II – Acórdão do Supremo Tribunal de Justiça - 7ª SECÇÃO, Proc.
78/09.1TVLSB.L1.S1, Relator Conselheira MARIA DOS PRAZERES PIZARRO
BELEZA de 14-03-2013:
ADVOGADO, MANDATO FORENSE, PERDA DE CHANCE,
RESPONSABILIDADE CIVIL, OBRIGAÇÃO DE MEIOS, NEXO DE
CAUSALIDADE, TEORIA DA DIFERENÇA, DANOS PATRIMONIAIS,
DANOS NÃO PATRIMONIAIS
O presente acórdão no que diz respeito à perda de chance apresenta a seguinte
factualidade:
Os autores alegaram prejuízos sofridos em virtude de o advogado (réu) não ter
cumprido, culposamente, as obrigações decorrentes do contrato de mandato forense que
Pág. 20
com ele celebraram, para os representar na acção, contra eles proposta, não
apresentando, apesar de para tanto ter sido notificado, o “requerimento de meios de
prova” e assim provocando “irremediavelmente” a “derrota naquele processo, ie, a
sucumbirem quer no pedido quer na reconvenção”.

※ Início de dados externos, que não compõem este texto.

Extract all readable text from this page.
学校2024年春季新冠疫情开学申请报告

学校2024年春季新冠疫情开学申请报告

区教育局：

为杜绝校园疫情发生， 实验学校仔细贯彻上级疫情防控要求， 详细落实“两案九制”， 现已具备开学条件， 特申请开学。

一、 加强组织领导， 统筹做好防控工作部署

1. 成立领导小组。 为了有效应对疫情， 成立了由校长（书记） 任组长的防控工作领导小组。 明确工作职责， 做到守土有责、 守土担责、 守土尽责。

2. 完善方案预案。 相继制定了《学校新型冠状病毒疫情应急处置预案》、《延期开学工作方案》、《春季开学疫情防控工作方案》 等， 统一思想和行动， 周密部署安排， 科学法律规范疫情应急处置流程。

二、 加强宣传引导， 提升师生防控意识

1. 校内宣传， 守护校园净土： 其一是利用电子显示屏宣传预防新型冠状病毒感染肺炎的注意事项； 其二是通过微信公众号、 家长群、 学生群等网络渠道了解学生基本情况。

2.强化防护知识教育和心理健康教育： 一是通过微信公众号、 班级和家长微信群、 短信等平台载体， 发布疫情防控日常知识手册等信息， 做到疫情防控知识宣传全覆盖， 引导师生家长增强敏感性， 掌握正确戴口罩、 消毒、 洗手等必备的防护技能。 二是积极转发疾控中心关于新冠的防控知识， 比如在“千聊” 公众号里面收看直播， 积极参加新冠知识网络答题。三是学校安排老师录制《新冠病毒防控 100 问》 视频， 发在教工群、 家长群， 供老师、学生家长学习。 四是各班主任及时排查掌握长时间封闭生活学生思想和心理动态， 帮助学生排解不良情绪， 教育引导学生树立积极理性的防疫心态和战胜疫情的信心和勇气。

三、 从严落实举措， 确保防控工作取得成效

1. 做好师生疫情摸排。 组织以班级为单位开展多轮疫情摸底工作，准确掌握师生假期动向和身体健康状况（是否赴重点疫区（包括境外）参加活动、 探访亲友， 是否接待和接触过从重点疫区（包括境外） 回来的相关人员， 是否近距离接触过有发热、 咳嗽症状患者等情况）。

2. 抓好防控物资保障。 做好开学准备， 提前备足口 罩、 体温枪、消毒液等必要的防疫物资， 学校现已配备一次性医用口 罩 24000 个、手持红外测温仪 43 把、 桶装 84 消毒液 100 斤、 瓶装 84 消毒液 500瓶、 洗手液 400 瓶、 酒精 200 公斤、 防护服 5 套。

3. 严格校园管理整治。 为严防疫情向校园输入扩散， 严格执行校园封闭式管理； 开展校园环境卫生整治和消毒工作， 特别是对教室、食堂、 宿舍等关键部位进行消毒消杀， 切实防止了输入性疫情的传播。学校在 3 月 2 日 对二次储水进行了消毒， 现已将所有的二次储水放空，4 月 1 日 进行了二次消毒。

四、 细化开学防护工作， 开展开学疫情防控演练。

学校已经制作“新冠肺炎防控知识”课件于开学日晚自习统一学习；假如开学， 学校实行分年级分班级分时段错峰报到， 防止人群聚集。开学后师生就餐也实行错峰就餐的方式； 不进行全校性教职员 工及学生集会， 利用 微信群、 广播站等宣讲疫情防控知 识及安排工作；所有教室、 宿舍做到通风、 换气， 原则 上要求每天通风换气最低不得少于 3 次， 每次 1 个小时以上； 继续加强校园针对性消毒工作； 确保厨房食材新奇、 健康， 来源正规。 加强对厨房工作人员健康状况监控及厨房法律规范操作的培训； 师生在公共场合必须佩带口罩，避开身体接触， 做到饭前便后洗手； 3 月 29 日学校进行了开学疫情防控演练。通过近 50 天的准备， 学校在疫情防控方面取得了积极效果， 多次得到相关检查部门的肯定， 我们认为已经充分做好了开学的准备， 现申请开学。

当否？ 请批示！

Tratava-se de uma acção na qual a (então) autora pedira a condenação dos réus
(agora autores) na restituição de uma moradia, situada em Lisboa, que lhes fora
entregue “na sequência de um contrato-promessa de permuta/compra e venda”, e no
pagamento do montante correspondente à renda que poderia ter auferido desde a
resolução do contrato, estimada em 350.000$00 por mês. Nessa acção, os (então) réus,
para além de se defenderem, invocando incumprimento da autora, tinham pedido a sua
condenação na devolução em dobro do sinal que prestaram, 30.000.000$00 (15.000$00
x 2), (€ 149.639,37), e no pagamento de uma indemnização de 5.000.000$00 por
litigância de má-fé. Foram, porém, condenados, em 1ª instância, “a entregar o prédio
(…) à autora”, sendo “absolvidos na restante parte do pedido (condenação no
pagamento de uma indemnização)”, e ainda, já na Relação, a pagar “uma indemnização
a liquidar em execução de sentença desde 22 de Setembro de 1992 até efectiva entrega
do imóvel, considerando como ilícita a ocupação do mesmo por parte dos réus”. A
reconvenção foi julgada improcedente.
Afirmam, portanto, que a actuação do réu teve como consequência: a perda do
direito à restituição em dobro do sinal prestado (€ 149.639,37), garantido por direito de
retenção; a possibilidade de virem a ser executados pelo montante de € 223.461,46
(ocupação do imóvel); a perda da oportunidade de verem a sua pretensão apreciada
judicialmente;
O STJ considera que só se pode levantar o problema da perda de chance quanto
à questão da restituição do sinal em dobro, já quanto ao direito de retenção, “…pode
ter-se como seguro que os autores não tinham qualquer chance de lhes ser reconhecido
o direito de retenção que invocaram, para garantia do direito à devolução do sinal em
dobro, na acção em que foram réus. Esta afirmação não resulta de nenhum juízo sobre
o regime aplicável; mas sim da verificação de que, na acção concreta, a falta de
apresentação do requerimento de prova foi irrelevante para este efeito”.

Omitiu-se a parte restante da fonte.